Gaussian Mixture Models (GMMs)
GMM extends k-means, such that rather than having hard cluster boundary, we now have a set of distributions, and we can capture uncertainty. For example, we'll be able to tell when a point is close to being part of two different classes.
- A GMM will attempt to fit a set of Gaussian distributions to the data, and each Gaussian will capture one cluster (or component) of the data.
- GMMs build upon K-means, using K-means for initialization before using Expectation Maximization to fit the model.
Unlike K-means, GMMs can capture different shaped clusters, and clusters can overlap.
It can also measure how much a point belongs to multiple cluster centres and how likely a point is to arise from the distribution. This has excellent applications for outlier/anomaly detection.
Advantages
- Soft decisions
- Likelihood
The big advantage of a GMM over k-means is that we get the soft decisions. K-means will assign a point to a cluster, and won't give any indication if there were multiple centres that could have fit that cluster.
Secondly, a GMM will give us the likelihood of a point for each Gaussian, so we get a better idea of where the point lies, and how close it is to multiple cluster centres.
In machine learning, we want to avoid hard decisions for as long as possible.
K-means and it's assignment of points to a cluster can be seen as a hard decision. After we assign a point to a cluster, we lose any other information about where that point lies.
A GMM helps overcome this. Now we can do a soft assignment, and help carry forward the uncertainty about which cluster a point belongs to until we get further into our analysis.
Python
from sklearn.mixture import GaussianMixture
gmm = GaussianMixture(n_components=2)
gmm.fit(X)
We can get:
- the means of the components, i.e. the centers of each cluster.

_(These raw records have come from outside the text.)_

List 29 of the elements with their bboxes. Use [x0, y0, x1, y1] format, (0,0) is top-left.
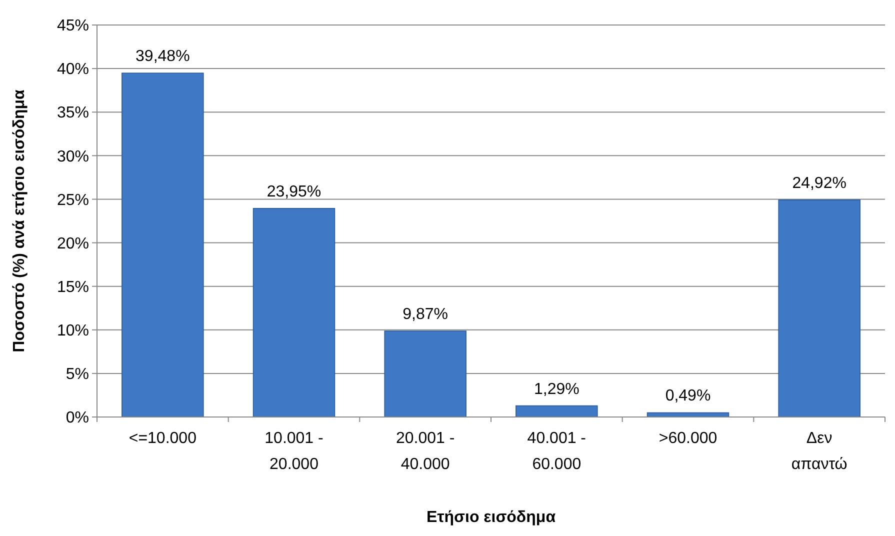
data-label: 0,49% [665, 388, 711, 405]
y-tick-label: 45% [56, 18, 89, 35]
data-label: 39,48% [136, 48, 190, 66]
bar [778, 200, 860, 418]
y-tick-label: 30% [56, 148, 89, 166]
data-label: 1,29% [534, 380, 580, 398]
y-axis-title: Ποσοστό (%) ανά ετήσιο εισόδημα [11, 90, 28, 352]
data-label: 9,87% [402, 306, 448, 324]
bar [384, 330, 466, 418]
bar [122, 72, 204, 418]
data-label: 24,92% [792, 174, 846, 192]
x-tick-label: Δεν απαντώ [791, 430, 848, 473]
y-tick-label: 15% [56, 278, 89, 296]
y-tick-label: 35% [56, 104, 89, 122]
y-tick-label: 25% [56, 192, 89, 209]
bar [252, 208, 336, 418]
y-tick-label: 0% [66, 410, 89, 427]
x-tick-label: >60.000 [658, 430, 718, 447]
y-tick-label: 20% [56, 235, 89, 252]
y-tick-label: 10% [56, 322, 89, 340]
x-tick-label: 10.001 - 20.000 [264, 430, 324, 473]
x-tick-label: 40.001 - 60.000 [527, 430, 586, 473]
bar [516, 405, 598, 418]
x-axis-title: Ετήσιο εισόδημα [426, 509, 556, 526]
x-tick-label: <=10.000 [128, 430, 197, 447]
y-tick-label: 40% [56, 61, 89, 78]
y-tick-label: 5% [66, 366, 89, 384]
data-label: 23,95% [266, 183, 322, 200]
x-tick-label: 20.001 - 40.000 [396, 430, 455, 473]
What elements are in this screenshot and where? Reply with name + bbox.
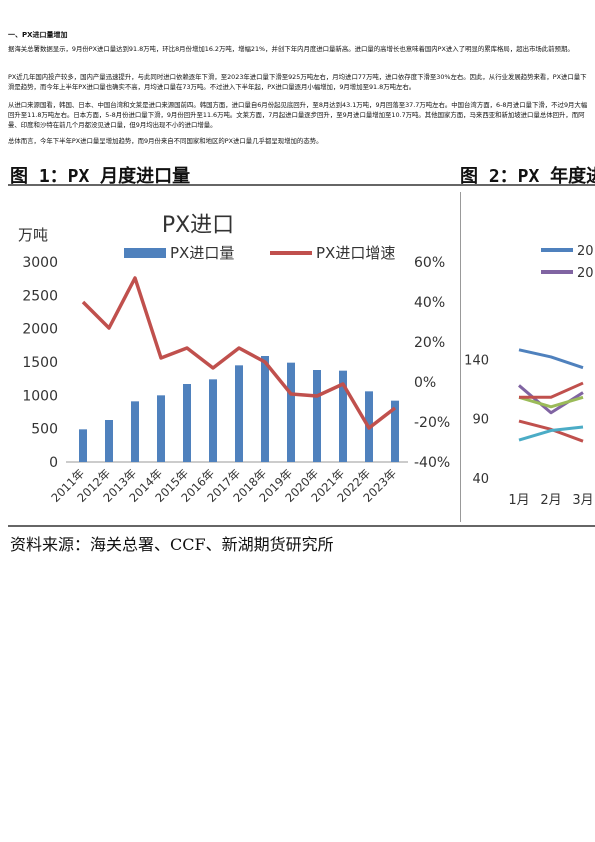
- y-tick-label: 140: [464, 353, 489, 368]
- y-right-tick-label: -40%: [414, 455, 450, 471]
- line-import-growth: [81, 276, 397, 430]
- y-left-tick-label: 3000: [22, 255, 58, 271]
- y-right-tick-label: 0%: [414, 375, 436, 391]
- y-right-tick-label: 40%: [414, 295, 445, 311]
- bar-import-volume: [157, 395, 165, 462]
- paragraph-import-data: 据海关总署数据显示，9月份PX进口量达到91.8万吨，环比8月份增加16.2万吨…: [8, 45, 574, 53]
- paragraph-summary: 总体而言，今年下半年PX进口量呈增加趋势，而9月份来自不同国家和地区的PX进口量…: [8, 137, 323, 145]
- y-left-tick-label: 2500: [22, 288, 58, 304]
- bar-import-volume: [261, 356, 269, 462]
- bar-import-volume: [313, 370, 321, 462]
- bar-import-volume: [131, 401, 139, 462]
- x-tick-label: 1月: [508, 493, 529, 508]
- px-yearly-import-chart: 40 90 140 1月 2月 3月 20 20: [464, 244, 594, 508]
- y-left-tick-label: 2000: [22, 322, 58, 338]
- bar-import-volume: [183, 384, 191, 462]
- bar-import-volume: [391, 400, 399, 462]
- figure-top-rule: [8, 184, 595, 186]
- bar-import-volume: [105, 420, 113, 462]
- y-right-tick-label: 20%: [414, 335, 445, 351]
- y-axis-unit-label: 万吨: [18, 226, 48, 244]
- bar-import-volume: [79, 429, 87, 462]
- chart-title: PX进口: [162, 213, 234, 238]
- figure1-title: 图 1：PX 月度进口量: [10, 166, 191, 187]
- y-tick-label: 40: [472, 472, 489, 487]
- section-heading: 一、PX进口量增加: [8, 31, 68, 39]
- legend-bar-swatch: [124, 248, 166, 258]
- y-right-tick-label: -20%: [414, 415, 450, 431]
- legend-label: 20: [577, 266, 594, 281]
- series-line: [518, 348, 584, 370]
- legend-label: 20: [577, 244, 594, 259]
- legend-import-growth: PX进口增速: [316, 244, 395, 262]
- figure-bottom-rule: [8, 525, 595, 527]
- x-tick-label: 3月: [572, 493, 593, 508]
- source-note: 资料来源：海关总署、CCF、新湖期货研究所: [10, 535, 334, 554]
- figure2-title: 图 2：PX 年度进: [460, 166, 595, 187]
- y-tick-label: 90: [472, 413, 489, 428]
- paragraph-trend: PX近几年国内投产较多，国内产量迅速提升，与此同时进口依赖逐年下滑，至2023年…: [8, 73, 587, 91]
- bar-import-volume: [287, 362, 295, 462]
- y-left-tick-label: 500: [31, 422, 58, 438]
- x-tick-label: 2月: [540, 493, 561, 508]
- series-line: [518, 395, 584, 409]
- legend-import-volume: PX进口量: [170, 244, 234, 262]
- bar-import-volume: [235, 365, 243, 462]
- y-left-tick-label: 1000: [22, 388, 58, 404]
- figure-divider: [460, 192, 461, 522]
- y-left-tick-label: 1500: [22, 355, 58, 371]
- paragraph-sources: 从进口来源国看，韩国、日本、中国台湾和文莱是进口来源国前四。韩国方面，进口量自6…: [8, 101, 588, 129]
- y-right-tick-label: 60%: [414, 255, 445, 271]
- bar-import-volume: [339, 370, 347, 462]
- series-line: [519, 381, 584, 399]
- series-line: [518, 425, 584, 442]
- y-left-tick-label: 0: [49, 455, 58, 471]
- bar-import-volume: [209, 379, 217, 462]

- the weights of the components, i.e. the relative size of each cluster.
- the covariances of each cluster, this gives us the shape of the clusters.
print(gmm.means_)
print(gmm.weights_)
print(gmm.covariances_)
When assign points to clusters, we don't make a hard decision. Rather we get the likelihood of the point arising from each component.
print(gmm.predict_proba([[0.3,0.3]]))
print(gmm.predict_proba([[2.0,2.0]]))
# below indicates that the first point belongs to the second class,
# the second point belongs to the first class
[[0.0064498 0.9935502]]
[[0.99719157 0.00280843]]
We can visualize this soft decision.
What we see here is that the two components overlap, so we have regions that points can belong to both clusters.